- Theatrical release poster
- Directed by: Amirtham
- Screenplay by: A. L. Narayanan
- Based on: Muqaddar Ka Sikandar by Laxmikant Sharma
- Produced by: Gopi
- Starring: Sivaji Ganesan; Sripriya; Madhavi;
- Cinematography: Gajendramani
- Edited by: B. Kandhasamy
- Music by: M. S. Viswanathan
- Production company: Viswanathan Combines
- Release date: 24 April 1981;
- Country: India
- Language: Tamil

= Amara Kaaviyam (1981 film) =

Amara Kaaviyam is a 1981 Indian Tamil-language film directed by Amirtham and written by A. L. Narayanan. The film stars Sivaji Ganesan, Sripriya and Madhavi. It is a remake of the 1978 Hindi film Muqaddar Ka Sikandar. The film was released on 24 April 1981.

== Plot ==
A young orphan gets a job working for Ramanathan and quickly develops a strong attachment to his boss's daughter, Aruna. However, Ramanathan is displeased with this and fires the young boy. Saraswathi meets the boy, adopts him, and names him Raja. Coincidentally, Saraswathi also works for Ramanathan, and Raja is thrilled to reunite with Aruna. Unfortunately, at Aruna's birthday party, Raja is falsely accused of theft, resulting in Saraswathi losing her job. Tragically, Saraswathi dies due to a heart ailment, but Raja promises to care for his adopted sister Lalitha.

Fifteen years later, Raja has become a wealthy man by catching smugglers and collecting the rewards. In contrast, Ramanathan is struggling financially. Aruna still believes Raja is a thief and wants nothing to do with him. Heartbroken, Raja turns to excessive drinking and finds solace in his friendship with a dancer Kanchana. Aruna perceives his drunken behavior as further evidence of his character flaws. Although Kanchana falls in love with Raja, she realizes that he will always carry a torch for Aruna.

Raja befriends an unemployed lawyer named Ananth, and their bond becomes inseparable. As Ramanathan and Aruna discover Raja's secret financial assistance, they grow closer to him. Strengthened by this newfound closeness, Raja arranges a job for Ananth with Ramanathan.
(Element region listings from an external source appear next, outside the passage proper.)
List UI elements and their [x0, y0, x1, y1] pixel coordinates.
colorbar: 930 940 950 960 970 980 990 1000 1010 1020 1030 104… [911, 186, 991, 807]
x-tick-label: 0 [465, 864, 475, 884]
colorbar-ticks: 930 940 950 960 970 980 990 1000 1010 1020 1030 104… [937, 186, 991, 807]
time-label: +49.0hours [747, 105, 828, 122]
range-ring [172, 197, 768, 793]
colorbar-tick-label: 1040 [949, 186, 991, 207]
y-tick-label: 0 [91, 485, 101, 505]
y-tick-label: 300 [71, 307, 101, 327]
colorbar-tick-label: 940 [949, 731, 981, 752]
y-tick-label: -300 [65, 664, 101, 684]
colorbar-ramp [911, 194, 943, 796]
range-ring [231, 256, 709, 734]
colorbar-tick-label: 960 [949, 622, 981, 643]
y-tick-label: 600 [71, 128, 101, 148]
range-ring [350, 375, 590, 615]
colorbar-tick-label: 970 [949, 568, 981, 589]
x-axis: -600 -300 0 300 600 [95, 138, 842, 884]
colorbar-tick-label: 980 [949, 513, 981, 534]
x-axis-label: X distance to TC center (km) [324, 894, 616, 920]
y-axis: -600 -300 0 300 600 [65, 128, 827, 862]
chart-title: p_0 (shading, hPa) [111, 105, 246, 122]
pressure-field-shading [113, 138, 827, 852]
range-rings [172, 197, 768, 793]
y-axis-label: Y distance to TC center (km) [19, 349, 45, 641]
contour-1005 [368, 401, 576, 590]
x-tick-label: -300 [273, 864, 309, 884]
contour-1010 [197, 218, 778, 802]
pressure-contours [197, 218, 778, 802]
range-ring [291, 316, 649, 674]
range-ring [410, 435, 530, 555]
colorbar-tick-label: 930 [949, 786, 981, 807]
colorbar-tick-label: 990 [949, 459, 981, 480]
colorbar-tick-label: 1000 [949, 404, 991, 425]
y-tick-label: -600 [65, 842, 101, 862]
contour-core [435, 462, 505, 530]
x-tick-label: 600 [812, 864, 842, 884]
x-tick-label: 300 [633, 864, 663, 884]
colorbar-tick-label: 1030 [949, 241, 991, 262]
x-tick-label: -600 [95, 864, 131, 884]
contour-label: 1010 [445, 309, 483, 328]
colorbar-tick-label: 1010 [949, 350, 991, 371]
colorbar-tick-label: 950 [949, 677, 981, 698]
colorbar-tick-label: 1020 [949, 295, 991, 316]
He also gains the confidence to confess his love for Aruna and turns to Ananth to write the love letter since he is illiterate. Unfortunately, Aruna misinterprets the letter as a love confession from Ananth and falls for him. Unaware of Raja's true feelings, Ananth also develops feelings for Aruna.

Chinnadurai, a criminal with a soft spot for Kanchana, hears rumors about her closeness to Raja and sets out to kill him. Furthermore, Lalitha's wedding is jeopardized when her prospective in-laws learn about Raja's association with Kanchana. The film reaches its climax as Raja must confront all of his various problems simultaneously.

== Production ==
Amara Kaaviyam is a remake of the 1978 Hindi film Muqaddar Ka Sikandar. Sivaji Ganesan was chosen to reprise the role originally played by Amitabh Bachchan, while his son Prabhu was to have reprised the role originally played by Amjad Khan, in what would have been his debut film. Because Ganesan's friends felt the bloodshed between these two characters would not be appreciated by the audience, Prabhu could not play the role. Sripriya reprised the role enacted by Rekha in the original version.

== Soundtrack ==
The soundtrack was composed by M. S. Viswanathan, while the lyrics were penned by Kannadasan and Vaali.

| Song | Singers |
|---|---|
| "Selvame Ore Murai" | S. P. Sailaja |
| "Selvame Ore Murai" | T. M. Soundararajan |
| "Idhayam Pesinal" | Vani Jairam |
| "Than Vanathai Theduthu Oru Nilavu" | S. Janaki, S. P. Balasubrahmanyam |
| "Kadhal Andha Moondrezhuthu Inikkum" | S. Janaki, S. P. Balasubrahmanyam, L. R. Eswari |
| "Vaaya Raja" | P. Susheela |

==Reception==
Sindhu Jeeva of Kalki wrote although the story is complicated, it is boring without interesting twists.